BMW i4 M50. To będzie prawdziwe M?

Na razie ciężko powiedzieć jak prowadzi się BMW i4 M50. Można się jednak spodziewać tego, że bawarscy inżynierowie dołożyli wszelkich starań, aby auto nie odbiegało od standardu wyznaczonego przez pozostałe M-ki. Co o tym świadczy? Adaptacyjne zawieszenie, sportowe amortyzatory oraz stabilizatory, rozpórki z przodu, a do tego aktywny układ kierowniczy. Kluczem do sukcesu może być też nisko ustawiony środek ciężkości - a o to zadbają m.in. baterie umieszczone pod podłogą.

Zobacz wideo Limuzyna zbyt poważna, a auto sportowe zbyt niewygodne?

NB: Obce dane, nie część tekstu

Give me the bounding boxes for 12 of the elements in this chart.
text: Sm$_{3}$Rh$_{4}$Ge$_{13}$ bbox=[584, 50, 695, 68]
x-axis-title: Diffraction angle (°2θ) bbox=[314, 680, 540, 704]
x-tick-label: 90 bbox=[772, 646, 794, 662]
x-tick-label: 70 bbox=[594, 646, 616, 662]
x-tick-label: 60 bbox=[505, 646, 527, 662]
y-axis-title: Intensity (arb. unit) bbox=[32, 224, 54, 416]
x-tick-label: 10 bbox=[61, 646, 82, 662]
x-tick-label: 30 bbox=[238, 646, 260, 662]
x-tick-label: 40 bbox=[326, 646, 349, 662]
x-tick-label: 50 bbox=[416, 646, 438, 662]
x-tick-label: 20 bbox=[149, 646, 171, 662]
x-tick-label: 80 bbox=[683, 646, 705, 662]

BMW ma propozycję dla wymagających klientów

Jaki elektryczny zasięg ma BMW i4 M50?

Jeżeli o baterii już mowa, jaki zasięg zaoferuje BMW i4 M50? Oficjalne dane wskazują, że na jednym ładowaniu liftback wyposażony w ogniwa litowo-jonowe będzie w stanie przejechać jakieś 395 kilometrów. Po tym dystansie konieczne będzie ładowanie. W sytuacji, w której kierowca wykorzysta do tego celu stację 200 kW, 80 proc. pojemności akumulatora uzupełni się już w 31 minut. Gdy prowadzący postanowi ładować baterię do pełna, a do tego użyje np. Wallboxa, czas uzupełniania zapasów prądu wydłuży się do 8,5 godziny.

Na koniec pozostał jeszcze jeden znak zapytanie. Ile będzie kosztować BMW i4 M50? Na razie Bawarczycy nie zakomunikowali ceny elektrycznego liftbacka w Polsce. Na ile auto zostało wycenione za granicą? Dla przykładu w Stanach Zjednoczonych wybór i4 M50 oznacza wydatek na poziomie blisko 67 tys. dolarów - to mniej więcej 245 tys. zł.